Para ser completamente sincera a mí el lado más humano del presidente Petro es el que menos me gusta. Eso sí, el entusiasmo que no me ha producido su ser político lo reemplaza la profunda curiosidad que me produce. Nunca he logrado saber si sus decisiones obedecen a un cálculo político sumamente planeado para mantener estable, aceitado y listo para la acción a ese fiel 30% del que difícilmente baja en las encuestas, o por el contrario éstas obedecen a un político que se mueve como pez en el agua entre la improvisación y el símbolo. Que conoce tan bien nuestro apego nacional a la pasión política que hasta logró volver a poner la plaza pública de moda y que cualquier otro político que en ello lo imite quede como una caricatura o como un simple “pecho frío” incapaz de generar ninguna emoción.
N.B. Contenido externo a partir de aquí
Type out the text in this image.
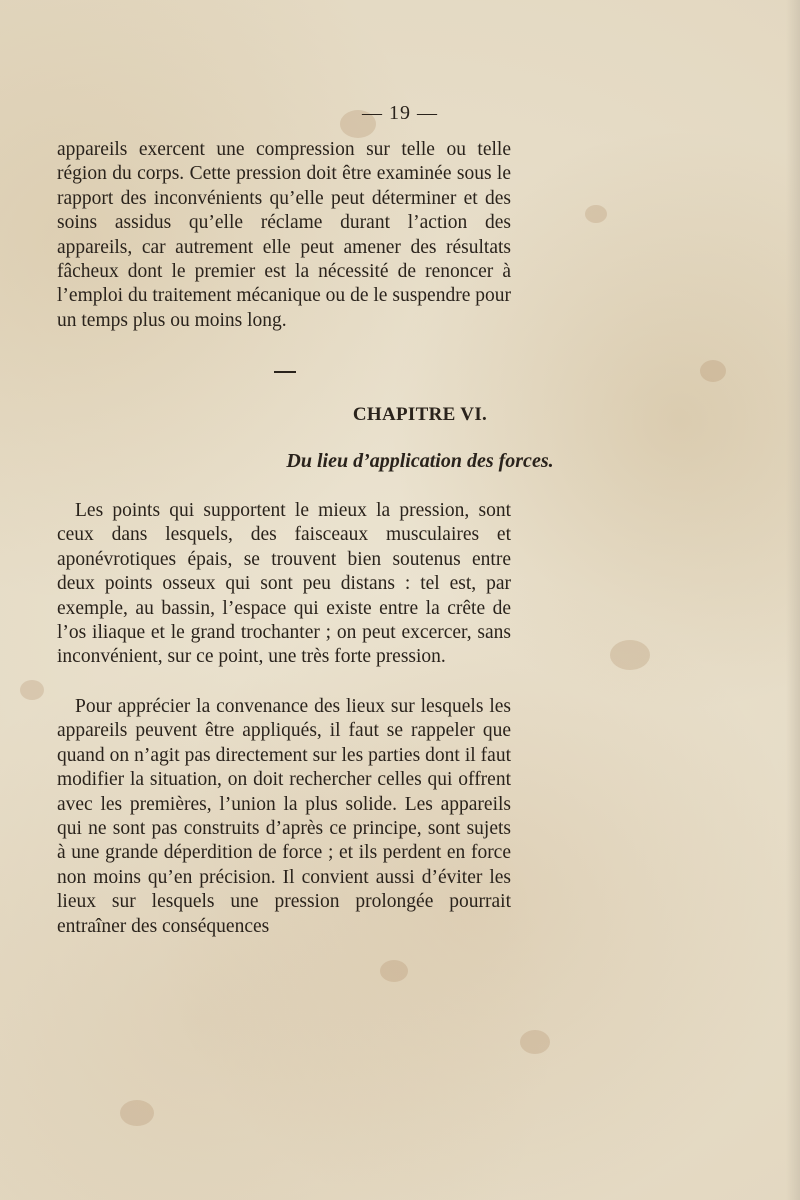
— 19 —

appareils exercent une compression sur telle ou telle région du corps. Cette pression doit être examinée sous le rapport des inconvénients qu’elle peut déterminer et des soins assidus qu’elle réclame durant l’action des appareils, car autrement elle peut amener des résultats fâcheux dont le premier est la nécessité de renoncer à l’emploi du traitement mécanique ou de le suspendre pour un temps plus ou moins long.

CHAPITRE VI.
Du lieu d’application des forces.

Les points qui supportent le mieux la pression, sont ceux dans lesquels, des faisceaux musculaires et aponévrotiques épais, se trouvent bien soutenus entre deux points osseux qui sont peu distans : tel est, par exemple, au bassin, l’espace qui existe entre la crête de l’os iliaque et le grand trochanter ; on peut excercer, sans inconvénient, sur ce point, une très forte pression.

Pour apprécier la convenance des lieux sur lesquels les appareils peuvent être appliqués, il faut se rappeler que quand on n’agit pas directement sur les parties dont il faut modifier la situation, on doit rechercher celles qui offrent avec les premières, l’union la plus solide. Les appareils qui ne sont pas construits d’après ce principe, sont sujets à une grande déperdition de force ; et ils perdent en force non moins qu’en précision. Il convient aussi d’éviter les lieux sur lesquels une pression prolongée pourrait entraîner des conséquences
Con Petro no hay puntos medios, la planeación no es lo suyo, es irritantemente impuntual y no le gusta que le lleven la contraria. Son cosas que no sorprenden y el presidente, a diferencia de otros mandatarios probablemente más eficientes, le importa poco. Tal vez una de las cosas que Mario Mendoza no conoce o no recuerda es que las militancias consisten en que una aprende a la fuerza a tragarse sapo tras sapo en espera de un bien común y de una utopía que está siempre en el futuro. El que siempre ha sido un creyente puede entender bien los asuntos de la fe. La política es otra cosa.
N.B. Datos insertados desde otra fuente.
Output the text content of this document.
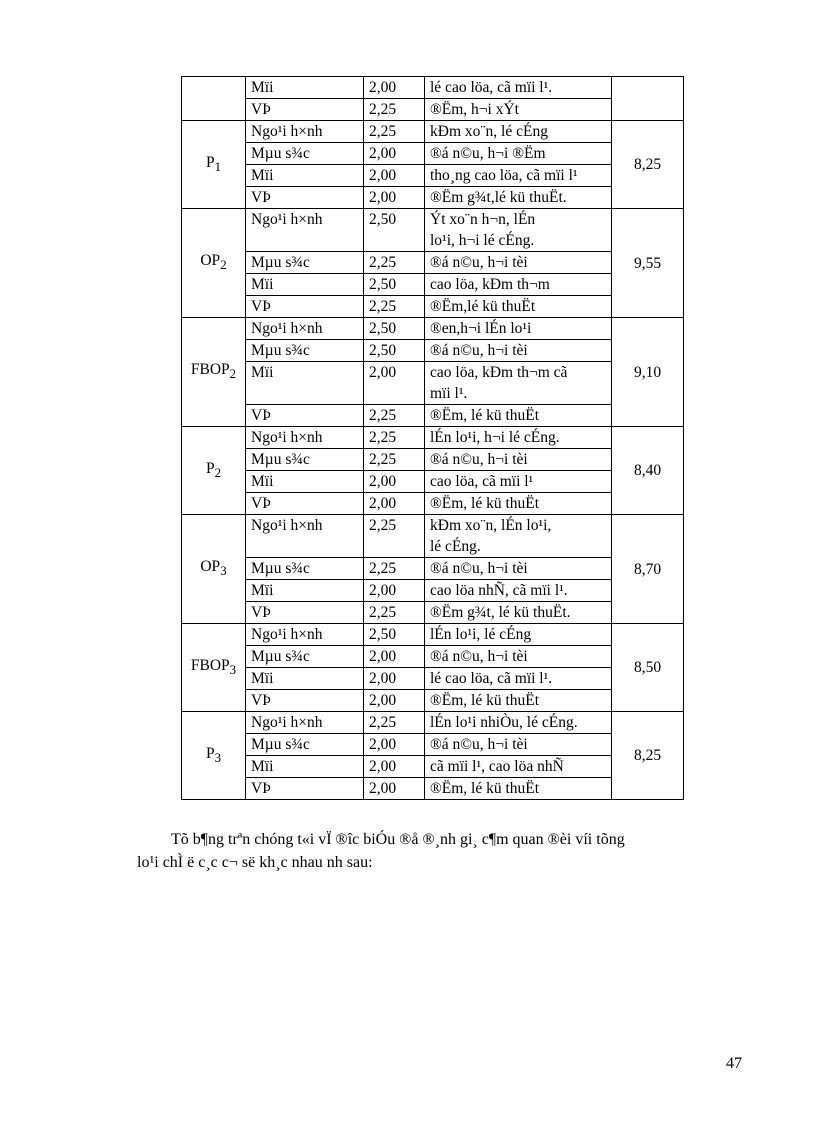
	Mïi	2,00	lé cao löa, cã mïi l¹.	

	VÞ	2,25	®Ëm, h¬i xÝt	

$P_1$	Ngo¹i h×nh	2,25	kÐm xo¨n, lé cÉng	8,25
	Mµu s¾c	2,00	®á n©u, h¬i ®Ëm	

	Mïi	2,00	tho¸ng cao löa, cã mïi l¹	

	VÞ	2,00	®Ëm g¾t,lé kü thuËt.	

$OP_2$	Ngo¹i h×nh	2,50	Ýt xo¨n h¬n, lÉn
lo¹i, h¬i lé cÉng.	9,55
	Mµu s¾c	2,25	®á n©u, h¬i tèi	

	Mïi	2,50	cao löa, kÐm th¬m	

	VÞ	2,25	®Ëm,lé kü thuËt	

$FBOP_2$	Ngo¹i h×nh	2,50	®en,h¬i lÉn lo¹i	9,10
	Mµu s¾c	2,50	®á n©u, h¬i tèi	

	Mïi	2,00	cao löa, kÐm th¬m cã
mïi l¹.	

	VÞ	2,25	®Ëm, lé kü thuËt	

$P_2$	Ngo¹i h×nh	2,25	lÉn lo¹i, h¬i lé cÉng.	8,40
	Mµu s¾c	2,25	®á n©u, h¬i tèi	

	Mïi	2,00	cao löa, cã mïi l¹	

	VÞ	2,00	®Ëm, lé kü thuËt	

$OP_3$	Ngo¹i h×nh	2,25	kÐm xo¨n, lÉn lo¹i,
lé cÉng.	8,70
	Mµu s¾c	2,25	®á n©u, h¬i tèi	

	Mïi	2,00	cao löa nhÑ, cã mïi l¹.	

	VÞ	2,25	®Ëm g¾t, lé kü thuËt.	

$FBOP_3$	Ngo¹i h×nh	2,50	lÉn lo¹i, lé cÉng	8,50
	Mµu s¾c	2,00	®á n©u, h¬i tèi	

	Mïi	2,00	lé cao löa, cã mïi l¹.	

	VÞ	2,00	®Ëm, lé kü thuËt	

$P_3$	Ngo¹i h×nh	2,25	lÉn lo¹i nhiÒu, lé cÉng.	8,25
	Mµu s¾c	2,00	®á n©u, h¬i tèi	

	Mïi	2,00	cã mïi l¹, cao löa nhÑ	

	VÞ	2,00	®Ëm, lé kü thuËt	

Tõ b¶ng trªn chóng t«i vÏ ®îc biÓu ®å ®¸nh gi¸ c¶m quan ®èi víi tõng
lo¹i chÌ ë c¸c c¬ së kh¸c nhau nh sau:

47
Ahora, ¿está mal que en Colombia siempre depositemos nuestra fe irrestricta en personalidades políticas y líderes exuberantes? Las culturas budistas dirían que la caída es de la altura de la ilusión y tal vez tengan toda la razón. La transformación de los países tarda años, ciertamente más de dos, cuando la sociedad tiene claro hacia dónde ir, lo cual nunca ha sido la característica del pueblo colombiano. De pronto menos enamoramiento y más pragmatismo nos conviene, menos pasión y más constancia. Porque al final, Petro siempre será Petro y al país le tocará en dos años avanzar en lo que se hizo bien y corregir el rumbo de lo que salió mal. Lo que pasa es que eso no entusiasma. Lo tengo clarísimo.